The bottom line is that we know bad actors are breaking into government networks, and that’s why you’re seeing the conversation move towards CDM.
The one catch is that building a robust CDM will also contribute to the information overload we talked about. The average cyber warrior in the trenches already has way too much information coming at them that they have to manually stitch together. Many agencies are already having a hard time hiring enough cyber warriors with enough skills to deal with the alerts and data.
That’s why we’re focused on helping through automation, consolidation and simplification of the security infrastructures. Not only will this reduce the need to try to find more cyber warriors that don’t exist yet in the labor market, but it will free up OPEX and CAPEX to purchase cutting edge products that continue to improve the integration and automation, such as behavioral analytics, situational awareness dashboards and automated threat mapping tools.
What does it mean to do a “post-mortem” after a security breach?
Post-Mortem can mean a lot of different things to different people. You’ll often hear “forensics” used here, but that doesn’t help much either. Does it mean that you’re simply going to find the vulnerability and close it? Does it mean that you are going to find every single possible infected device and clean it? Does it mean that you’re going to go much further and possibly even install a honey pot and analyze what the bad actors are after?
The hard part is that we are the defender and not on the offense. It’s like a cornerback covering a wide receiver in the NFL – the offensive player always has the advantage, because he knows the route he’s going to take. However, if the cornerback covers well, it takes a perfect pass from the quarterback to succeed.
The attacker has the advantage, even in post-mortem situations. We are reacting to them, and they can purposefully misdirect if we’re not careful. But we can greatly narrow the vulnerability window with the right security steps.

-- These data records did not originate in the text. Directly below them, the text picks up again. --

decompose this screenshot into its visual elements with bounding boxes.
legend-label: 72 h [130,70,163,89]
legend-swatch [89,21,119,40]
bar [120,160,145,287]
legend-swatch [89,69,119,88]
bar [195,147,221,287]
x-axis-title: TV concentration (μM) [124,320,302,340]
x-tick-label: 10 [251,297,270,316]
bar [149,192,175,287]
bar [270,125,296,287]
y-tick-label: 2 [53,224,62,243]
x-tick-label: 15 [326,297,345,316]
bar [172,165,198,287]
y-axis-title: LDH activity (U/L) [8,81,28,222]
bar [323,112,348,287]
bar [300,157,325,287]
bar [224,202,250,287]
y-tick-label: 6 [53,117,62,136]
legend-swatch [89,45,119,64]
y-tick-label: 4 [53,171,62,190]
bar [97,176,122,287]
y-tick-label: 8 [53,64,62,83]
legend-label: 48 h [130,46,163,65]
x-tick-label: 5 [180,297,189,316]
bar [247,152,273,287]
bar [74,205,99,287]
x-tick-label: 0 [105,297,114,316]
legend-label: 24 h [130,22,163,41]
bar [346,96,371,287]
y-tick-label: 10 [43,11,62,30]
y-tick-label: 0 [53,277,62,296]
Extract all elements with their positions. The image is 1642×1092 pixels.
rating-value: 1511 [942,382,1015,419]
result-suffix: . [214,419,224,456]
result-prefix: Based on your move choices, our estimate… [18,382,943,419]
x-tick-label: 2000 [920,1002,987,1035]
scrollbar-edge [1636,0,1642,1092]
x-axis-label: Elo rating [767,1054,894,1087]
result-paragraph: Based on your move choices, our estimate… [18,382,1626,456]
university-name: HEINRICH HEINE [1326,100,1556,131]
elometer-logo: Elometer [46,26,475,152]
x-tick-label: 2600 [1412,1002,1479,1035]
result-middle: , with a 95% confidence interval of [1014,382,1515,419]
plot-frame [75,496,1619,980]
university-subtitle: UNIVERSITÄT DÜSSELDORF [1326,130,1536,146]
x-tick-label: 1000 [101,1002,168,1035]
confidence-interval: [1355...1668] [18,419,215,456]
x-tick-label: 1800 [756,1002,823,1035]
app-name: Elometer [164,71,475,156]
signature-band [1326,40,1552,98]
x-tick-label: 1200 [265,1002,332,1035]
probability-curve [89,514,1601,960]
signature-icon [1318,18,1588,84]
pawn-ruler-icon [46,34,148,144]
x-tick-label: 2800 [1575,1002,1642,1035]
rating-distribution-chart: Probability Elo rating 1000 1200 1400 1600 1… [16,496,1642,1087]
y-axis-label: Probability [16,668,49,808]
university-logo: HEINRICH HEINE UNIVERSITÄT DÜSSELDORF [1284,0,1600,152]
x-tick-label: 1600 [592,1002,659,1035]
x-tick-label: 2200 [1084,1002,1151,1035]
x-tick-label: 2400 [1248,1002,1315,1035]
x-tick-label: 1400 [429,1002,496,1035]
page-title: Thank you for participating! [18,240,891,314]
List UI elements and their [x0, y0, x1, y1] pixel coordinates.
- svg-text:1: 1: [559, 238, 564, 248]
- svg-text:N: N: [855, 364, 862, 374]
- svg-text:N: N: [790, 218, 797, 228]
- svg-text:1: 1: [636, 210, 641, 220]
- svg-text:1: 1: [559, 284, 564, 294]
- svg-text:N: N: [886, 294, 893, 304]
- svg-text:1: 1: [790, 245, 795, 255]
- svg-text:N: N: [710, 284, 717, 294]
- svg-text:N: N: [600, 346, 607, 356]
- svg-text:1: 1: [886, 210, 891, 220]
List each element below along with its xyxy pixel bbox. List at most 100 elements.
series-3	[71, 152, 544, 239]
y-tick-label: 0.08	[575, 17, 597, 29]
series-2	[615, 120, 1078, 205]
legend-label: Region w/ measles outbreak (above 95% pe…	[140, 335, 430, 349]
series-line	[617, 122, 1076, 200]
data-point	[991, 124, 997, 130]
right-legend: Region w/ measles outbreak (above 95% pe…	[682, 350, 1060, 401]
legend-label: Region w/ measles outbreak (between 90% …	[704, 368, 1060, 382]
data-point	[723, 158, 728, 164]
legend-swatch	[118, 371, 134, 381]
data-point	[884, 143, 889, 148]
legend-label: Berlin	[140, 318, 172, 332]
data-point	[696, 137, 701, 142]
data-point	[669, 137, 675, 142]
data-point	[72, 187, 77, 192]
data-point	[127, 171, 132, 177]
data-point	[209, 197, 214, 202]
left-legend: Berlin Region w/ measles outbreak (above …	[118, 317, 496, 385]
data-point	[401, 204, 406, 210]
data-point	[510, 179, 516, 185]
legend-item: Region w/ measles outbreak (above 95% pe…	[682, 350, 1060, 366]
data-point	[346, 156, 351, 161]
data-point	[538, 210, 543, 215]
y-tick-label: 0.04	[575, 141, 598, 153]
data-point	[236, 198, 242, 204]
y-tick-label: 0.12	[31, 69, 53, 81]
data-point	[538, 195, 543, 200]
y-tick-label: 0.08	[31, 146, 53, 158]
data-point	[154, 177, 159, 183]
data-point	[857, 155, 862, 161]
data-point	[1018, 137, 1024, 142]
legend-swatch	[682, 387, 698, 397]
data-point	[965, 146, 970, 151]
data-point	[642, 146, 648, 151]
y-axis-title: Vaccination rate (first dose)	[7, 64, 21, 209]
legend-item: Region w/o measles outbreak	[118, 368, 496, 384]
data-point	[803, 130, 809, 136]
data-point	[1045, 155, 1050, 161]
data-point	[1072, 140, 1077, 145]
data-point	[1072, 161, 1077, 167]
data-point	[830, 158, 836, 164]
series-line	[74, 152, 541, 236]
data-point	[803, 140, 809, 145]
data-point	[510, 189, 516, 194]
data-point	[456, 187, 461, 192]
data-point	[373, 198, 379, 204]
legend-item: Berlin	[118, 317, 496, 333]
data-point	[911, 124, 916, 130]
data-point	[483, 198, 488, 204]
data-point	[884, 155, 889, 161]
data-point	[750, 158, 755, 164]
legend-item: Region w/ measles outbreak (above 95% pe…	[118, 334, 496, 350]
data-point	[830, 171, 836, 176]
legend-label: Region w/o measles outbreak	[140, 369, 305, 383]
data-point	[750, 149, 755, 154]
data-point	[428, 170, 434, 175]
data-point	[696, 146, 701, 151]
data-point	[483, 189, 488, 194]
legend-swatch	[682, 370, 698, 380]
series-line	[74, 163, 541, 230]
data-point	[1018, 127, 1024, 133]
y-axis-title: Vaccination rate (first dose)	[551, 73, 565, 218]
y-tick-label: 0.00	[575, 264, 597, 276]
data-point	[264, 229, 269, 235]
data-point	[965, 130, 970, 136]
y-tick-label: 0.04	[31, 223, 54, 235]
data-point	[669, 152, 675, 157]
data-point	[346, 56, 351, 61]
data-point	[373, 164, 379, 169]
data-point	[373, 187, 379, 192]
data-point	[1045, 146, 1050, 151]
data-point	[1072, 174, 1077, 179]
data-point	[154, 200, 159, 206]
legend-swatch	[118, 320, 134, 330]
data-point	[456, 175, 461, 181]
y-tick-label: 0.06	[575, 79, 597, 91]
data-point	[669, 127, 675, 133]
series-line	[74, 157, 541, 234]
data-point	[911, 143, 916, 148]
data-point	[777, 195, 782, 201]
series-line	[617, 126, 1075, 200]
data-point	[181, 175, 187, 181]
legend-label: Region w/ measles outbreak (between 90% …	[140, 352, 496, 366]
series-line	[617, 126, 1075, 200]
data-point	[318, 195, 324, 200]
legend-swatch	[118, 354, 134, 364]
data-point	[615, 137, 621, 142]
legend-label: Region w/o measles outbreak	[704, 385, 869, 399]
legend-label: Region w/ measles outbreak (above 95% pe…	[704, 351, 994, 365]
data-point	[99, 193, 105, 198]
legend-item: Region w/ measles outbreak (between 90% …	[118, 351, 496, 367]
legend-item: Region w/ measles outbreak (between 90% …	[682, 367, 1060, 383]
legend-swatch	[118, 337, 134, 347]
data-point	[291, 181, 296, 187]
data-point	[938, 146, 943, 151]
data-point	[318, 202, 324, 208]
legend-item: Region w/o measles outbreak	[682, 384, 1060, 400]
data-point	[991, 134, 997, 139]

In your view, what will be the biggest changes we’ll see in federal cybersecurity over the next 12-18 months?
I think we’re already starting to see more solution design and less reactive purchasing. In the past, security teams weren’t well funded and had to point to specific threats to get funding of anything. That caused many to be forced into purchasing siloed tools that didn’t work together well.
This is actually very analogous to the maturity process of the data center. In the early stages, people were buying all kinds of neat and cool products that didn’t necessarily fit together. Over time total solutions that are planned and designed well in advance have become the norm.
This isn’t the cybersecurity teams fault, but they will start getting more architectural help both in consulting and funding. Security infrastructures will be planned for “the long war” and OEMs, SIs and VARs are going to have to move towards that model instead of continuing in the current mode most work in today.
The end result is that we’ll see more big data analytics, behavioral monitoring, and cutting edge technology that truly innovates. We will evolve – but so will the bad guys.